Masukan nama pengguna
*****
"Seberapa besar kau membencinya, tetap saja Aito anakmu, Ji."
Mirae mengusap helai rambut Aito yang sudah terlelap diatas ranjang besar, sipit sembabnya sudah tidak mengeluarkan tirta, namun melihat wajah putranya yang tertidur pulas malah membuatnya ingin menangis lagi dan lagi. Wajah tenang yang tak tahu bagaimana dunia berbicara tentangnya, yang tidak mendengar bisikan luka bahkan dari Ayahnya sendiri.
Aito si malang... si pemilik senyum manis yang tak tahu apa-apa.
Sementara Jisang berdiri dengan satu tangan berada di saku. Matanya menatap hamparan rumput diluar jendela. Ekspresinya masih seperti biasa. Datar dan acuh setiap mendengar ucapan Mirae mengenai putranya.
"Aito hanya ingin kau mengakuinya sebagai anak dan dia akan memanggilmu Ayah. Hanya itu. Apakah itu terlalu sulit?" Mirae melanjutkan. "Selama kau masih menginginkanku disini, maka aku juga berhak menuntut hal yang seharusnya ku dapatkan darimu-termasuk kasih sayangmu untuk Aito."
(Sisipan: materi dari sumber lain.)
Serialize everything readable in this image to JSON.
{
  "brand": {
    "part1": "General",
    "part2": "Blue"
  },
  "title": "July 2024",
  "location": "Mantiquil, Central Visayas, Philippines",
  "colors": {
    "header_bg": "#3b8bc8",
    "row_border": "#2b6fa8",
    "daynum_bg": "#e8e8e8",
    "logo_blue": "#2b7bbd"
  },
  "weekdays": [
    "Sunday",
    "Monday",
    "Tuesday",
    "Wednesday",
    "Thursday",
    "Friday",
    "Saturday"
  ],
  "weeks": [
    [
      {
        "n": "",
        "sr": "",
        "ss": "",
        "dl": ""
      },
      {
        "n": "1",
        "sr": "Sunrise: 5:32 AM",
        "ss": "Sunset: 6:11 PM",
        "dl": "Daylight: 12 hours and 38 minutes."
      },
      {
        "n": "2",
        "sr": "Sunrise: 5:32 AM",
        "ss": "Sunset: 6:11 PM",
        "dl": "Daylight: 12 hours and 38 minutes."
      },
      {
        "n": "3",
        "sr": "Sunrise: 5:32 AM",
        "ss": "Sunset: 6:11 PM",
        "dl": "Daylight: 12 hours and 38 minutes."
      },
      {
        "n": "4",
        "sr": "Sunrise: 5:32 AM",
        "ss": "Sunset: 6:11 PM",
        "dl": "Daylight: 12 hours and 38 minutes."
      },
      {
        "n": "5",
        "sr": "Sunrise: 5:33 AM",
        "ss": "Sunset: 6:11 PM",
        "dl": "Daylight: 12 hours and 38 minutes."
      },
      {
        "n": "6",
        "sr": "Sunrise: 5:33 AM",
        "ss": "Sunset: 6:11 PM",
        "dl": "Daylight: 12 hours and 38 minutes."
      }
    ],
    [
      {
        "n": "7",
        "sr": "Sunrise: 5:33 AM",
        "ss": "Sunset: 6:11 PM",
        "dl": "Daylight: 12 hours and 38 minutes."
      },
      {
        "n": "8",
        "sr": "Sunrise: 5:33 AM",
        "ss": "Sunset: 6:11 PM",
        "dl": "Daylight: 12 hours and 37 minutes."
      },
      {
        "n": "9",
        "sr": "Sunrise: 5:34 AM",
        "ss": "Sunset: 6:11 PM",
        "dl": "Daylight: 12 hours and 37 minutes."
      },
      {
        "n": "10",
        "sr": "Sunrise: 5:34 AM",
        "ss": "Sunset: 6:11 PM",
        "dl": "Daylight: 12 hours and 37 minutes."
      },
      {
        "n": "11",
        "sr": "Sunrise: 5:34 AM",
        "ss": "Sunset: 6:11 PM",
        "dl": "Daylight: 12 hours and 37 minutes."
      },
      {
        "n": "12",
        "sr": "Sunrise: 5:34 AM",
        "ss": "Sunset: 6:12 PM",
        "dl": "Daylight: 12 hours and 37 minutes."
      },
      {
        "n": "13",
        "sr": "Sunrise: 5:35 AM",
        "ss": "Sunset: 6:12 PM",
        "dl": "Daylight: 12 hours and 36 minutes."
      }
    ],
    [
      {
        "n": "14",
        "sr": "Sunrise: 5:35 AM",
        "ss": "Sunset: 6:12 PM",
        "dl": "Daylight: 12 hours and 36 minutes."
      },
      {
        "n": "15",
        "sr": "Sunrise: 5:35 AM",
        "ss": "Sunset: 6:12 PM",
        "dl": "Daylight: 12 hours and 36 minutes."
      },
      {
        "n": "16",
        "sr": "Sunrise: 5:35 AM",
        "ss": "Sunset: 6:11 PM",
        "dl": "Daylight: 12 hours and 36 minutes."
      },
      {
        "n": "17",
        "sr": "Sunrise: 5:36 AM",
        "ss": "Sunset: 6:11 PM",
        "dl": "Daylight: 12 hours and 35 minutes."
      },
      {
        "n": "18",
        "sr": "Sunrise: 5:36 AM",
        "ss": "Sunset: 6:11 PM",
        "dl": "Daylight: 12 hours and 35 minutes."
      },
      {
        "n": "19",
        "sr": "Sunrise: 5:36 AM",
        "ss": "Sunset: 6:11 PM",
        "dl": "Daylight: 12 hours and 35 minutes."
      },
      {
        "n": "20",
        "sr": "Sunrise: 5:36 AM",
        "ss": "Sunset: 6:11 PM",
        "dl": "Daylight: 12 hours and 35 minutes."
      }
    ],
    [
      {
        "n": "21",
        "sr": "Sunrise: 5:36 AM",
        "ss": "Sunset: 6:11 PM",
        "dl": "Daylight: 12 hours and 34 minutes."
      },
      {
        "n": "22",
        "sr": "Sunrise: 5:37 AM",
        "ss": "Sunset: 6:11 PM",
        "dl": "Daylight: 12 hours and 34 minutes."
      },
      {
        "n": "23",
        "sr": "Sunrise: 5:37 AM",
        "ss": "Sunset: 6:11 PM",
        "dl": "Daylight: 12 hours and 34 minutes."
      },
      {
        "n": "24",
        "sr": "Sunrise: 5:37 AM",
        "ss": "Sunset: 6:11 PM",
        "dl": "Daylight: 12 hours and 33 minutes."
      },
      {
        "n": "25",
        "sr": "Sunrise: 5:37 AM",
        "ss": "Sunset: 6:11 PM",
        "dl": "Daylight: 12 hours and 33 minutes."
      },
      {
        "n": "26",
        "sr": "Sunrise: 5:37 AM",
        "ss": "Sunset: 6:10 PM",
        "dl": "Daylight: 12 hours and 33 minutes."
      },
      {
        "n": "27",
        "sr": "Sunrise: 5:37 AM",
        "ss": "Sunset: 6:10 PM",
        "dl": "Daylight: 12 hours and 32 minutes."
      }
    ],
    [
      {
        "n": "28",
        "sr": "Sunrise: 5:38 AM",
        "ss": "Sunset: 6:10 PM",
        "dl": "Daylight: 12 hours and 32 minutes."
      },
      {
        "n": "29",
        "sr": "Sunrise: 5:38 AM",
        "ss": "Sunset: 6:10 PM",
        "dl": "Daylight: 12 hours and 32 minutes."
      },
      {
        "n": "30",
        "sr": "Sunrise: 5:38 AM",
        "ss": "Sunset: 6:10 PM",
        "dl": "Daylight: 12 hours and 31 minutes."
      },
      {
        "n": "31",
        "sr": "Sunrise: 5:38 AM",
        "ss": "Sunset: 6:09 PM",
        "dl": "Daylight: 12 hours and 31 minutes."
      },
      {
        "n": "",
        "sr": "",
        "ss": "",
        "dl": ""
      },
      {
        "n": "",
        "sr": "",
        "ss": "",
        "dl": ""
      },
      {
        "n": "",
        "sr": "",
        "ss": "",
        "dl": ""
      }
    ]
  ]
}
Pria berkemeja hitam yang lengannya dilipat sampai siku itu menunduk dalam. Ada gelengan kecil yang dapat ditangkap Mirae dari tempatnya meski jarak mereka agak berjauhan. Jisang masih belum menoleh, tapi Mirae tahu jika pria itu mulai lunak dan... agak merasa bersalah.
"Aku tidak ingin memiliki anak meski itu dari orang yang aku cintai." Katanya tegas, seolah menciptakan dinding yang tak bisa dirobohkan dengan mudah. "Aku tidak ingin terikat dengan siapapun termasuk anak, ... apalagi cacat."
Satu bulir air mata Mirae meluncur. Hatinya terasa remuk. Dia menatap punggung lebar itu dengan putus asa. Bagaimana bisa Jisang mengatakan itu disaat Aito bahkan sudah benar-benar ada? Tidak mengakuinya saja cukup menyakitkan, bagaimana bisa pria brengsek itu membuat luka yang lebih dalam?
"Kau yang membuatnya cacat." Mirae menyela. "Jika saja waktu itu kau tidak menyuruh anak buahmu mencekokiku obat keras, Aito pasti terlahir sempurna."
Rahang Jisang mengatup, kepalan tangannya menguat menahan emosi.
"Ini bahkan bukan film ataupun novel mafia." Mirae berdecih, senyum miris terukir di sudut bibirnya. "Tapi kau dengan tega melakukan hal sekeji itu—"
"Dia cacat karena kau yang memaksakan diri untuk melahirkannya!!" Pria itu menyentak marah. "Sampai kapanpun aku tidak akan pernah memberikan margaku padanya."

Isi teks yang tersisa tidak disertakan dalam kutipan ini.